Precision and accuracy were assessed by determining quality control (QC) samples at 0.02, 0.50 and 4.0 μg•mL-1 on three different validation days. The intra-run and inter-run precisions ranged from 2.7 % to 3.3 % and from 1.2 % to 1.5 % for each QC level, respectively. The accuracy was within 0.7%. The results, calculated using one-way ANOVA, indicated that the values were within the acceptable range and the method was accurate and precise.

Method selection

The maximum absorption wavelength of CLM was 210nm, so the specificity of HPLC-UV method for the determination of biological samples was not suitable. Some method including HPLC wiThelectrochemical detection [16] or amperometric detection [17], LC-MS/MS [18], have been published for the determination of in plasma samples. But these methods need a liquid-liquid extraction or solid phase extraction from the plasma, this made the operation so complicated and the instrument needed was expensive; so in this article, a microbiological method was used for the determination of CLM in human plasma. From the result of linearity, lower limit of quantification, precision and accuracy, we know that this method was accurate, convenient and sensitive for the estimation of pharmacokinetic parameter relative bioavailability of CLM dry suspension.

Application to a clinical pharmacokinetic study

This method was adopted to determine the plasma concentration of Self-made CLM dry suspension and conventional tablet after a single oral administration of 250 mg CLM to 12 male volunteers. Mean plasma concentration-time profiles of Self-made CLM dry suspension and conventional tablet are depicted in Figure 3. Pharmacokinetic parameters are depicted in Table 5.

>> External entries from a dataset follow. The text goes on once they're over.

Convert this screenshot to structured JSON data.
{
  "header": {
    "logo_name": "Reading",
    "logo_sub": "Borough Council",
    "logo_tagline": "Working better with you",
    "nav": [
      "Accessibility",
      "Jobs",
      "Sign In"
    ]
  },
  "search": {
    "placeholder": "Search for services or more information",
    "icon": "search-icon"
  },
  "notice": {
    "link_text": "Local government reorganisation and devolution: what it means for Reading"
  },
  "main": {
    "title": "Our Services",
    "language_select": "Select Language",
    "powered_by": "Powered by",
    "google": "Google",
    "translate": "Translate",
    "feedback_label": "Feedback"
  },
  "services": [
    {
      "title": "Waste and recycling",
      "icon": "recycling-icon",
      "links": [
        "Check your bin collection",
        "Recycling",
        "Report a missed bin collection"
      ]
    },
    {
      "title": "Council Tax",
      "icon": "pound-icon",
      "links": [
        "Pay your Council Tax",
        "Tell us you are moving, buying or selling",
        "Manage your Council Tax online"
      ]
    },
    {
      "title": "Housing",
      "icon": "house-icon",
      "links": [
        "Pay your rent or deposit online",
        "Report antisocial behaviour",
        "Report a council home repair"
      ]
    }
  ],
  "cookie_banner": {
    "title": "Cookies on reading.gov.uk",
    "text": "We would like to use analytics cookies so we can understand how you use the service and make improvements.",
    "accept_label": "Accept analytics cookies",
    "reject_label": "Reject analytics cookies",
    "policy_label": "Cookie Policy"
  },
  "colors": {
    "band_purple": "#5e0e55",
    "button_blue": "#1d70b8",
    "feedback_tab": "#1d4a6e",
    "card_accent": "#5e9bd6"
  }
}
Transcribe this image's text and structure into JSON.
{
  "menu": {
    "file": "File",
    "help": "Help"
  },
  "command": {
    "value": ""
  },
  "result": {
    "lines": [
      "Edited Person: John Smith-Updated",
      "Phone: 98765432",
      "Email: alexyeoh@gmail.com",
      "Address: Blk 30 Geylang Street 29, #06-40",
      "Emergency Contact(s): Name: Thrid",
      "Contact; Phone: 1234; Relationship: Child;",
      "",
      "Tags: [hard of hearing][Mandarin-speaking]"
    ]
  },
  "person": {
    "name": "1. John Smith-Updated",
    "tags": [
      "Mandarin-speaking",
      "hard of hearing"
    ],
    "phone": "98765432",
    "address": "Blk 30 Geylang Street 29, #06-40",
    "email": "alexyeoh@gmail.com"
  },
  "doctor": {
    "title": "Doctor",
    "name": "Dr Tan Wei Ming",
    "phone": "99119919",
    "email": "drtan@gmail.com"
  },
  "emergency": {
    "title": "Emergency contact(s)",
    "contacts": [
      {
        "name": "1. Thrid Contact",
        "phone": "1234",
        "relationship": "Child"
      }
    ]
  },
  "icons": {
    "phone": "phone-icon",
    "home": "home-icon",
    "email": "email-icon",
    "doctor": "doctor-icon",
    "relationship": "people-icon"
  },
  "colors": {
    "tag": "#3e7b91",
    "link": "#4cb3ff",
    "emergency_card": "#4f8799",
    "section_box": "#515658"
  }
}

basic-Clinical-pharmacy-Mean-concentration

Figure 3: Mean concentration – time curve after single oral administration of 250 mg self – made CLM dry suspension and conventional tablet to 12 volunteers

parameters Self-made CLM dry suspension CLM conventional tablets
T1/2Ke/h 3.54±1.32 4.21±1.86
Tmax/h 3.51±0.54 2.01±0.42
C max/μg•ml-1 1.32±0.62 1.40±0.58
AUC/μg•h•ml-1 7.65±2.54 7.12±2.10

Table 5: Pharmacokinetic parameters of CLM after an oral dose of 500 mg in 12 healthy volunteers

The pharmacokinetic parameters of dry suspensions and conventional tablets were as following. Cmax were 1.32±0.62 and 1.40±0.58 μg•ml-1; Tmax were 3.51±0.54 and 2.01±0.42 h; AUC were 7.65±2.54 and 7.12±2.10 μg•h•ml-1, T1/2 were 3.54±1.32 and 4.21±1.86, respectively. Cmax and AUC were not significantly different, but Tmax was significantly different. This indicated that the self-made CLM dry suspension containing microcapsules did not decrease the bioavailability and had better effect for delaying the release behavior significantly in healthy volunteers.

Conclusion

The rate of CLM release from these microcapsules into phosphate buffer appeared to be dependant upon a number of factors including differences in drug loading rate, drug solubility, microsphere surface area, surface morphology, hydrophobic nature and crystallinity of the polymer. The rate of polymer solidification appeared to be the main factor that determined the Drug loading rate.

According to the Optical microscope analysis, the prepared CLM microcapsules show a spherical morphology, a smooth surface, and no concretion. The dry suspensions of CLM have better effect for avoiding bitter taste and delaying drug release.

The established HPLC method is simple, rapid, suitable, sensitive, cost less and non-interference for the determination of plasma concentration of CLM and the study of pharmacokinetics.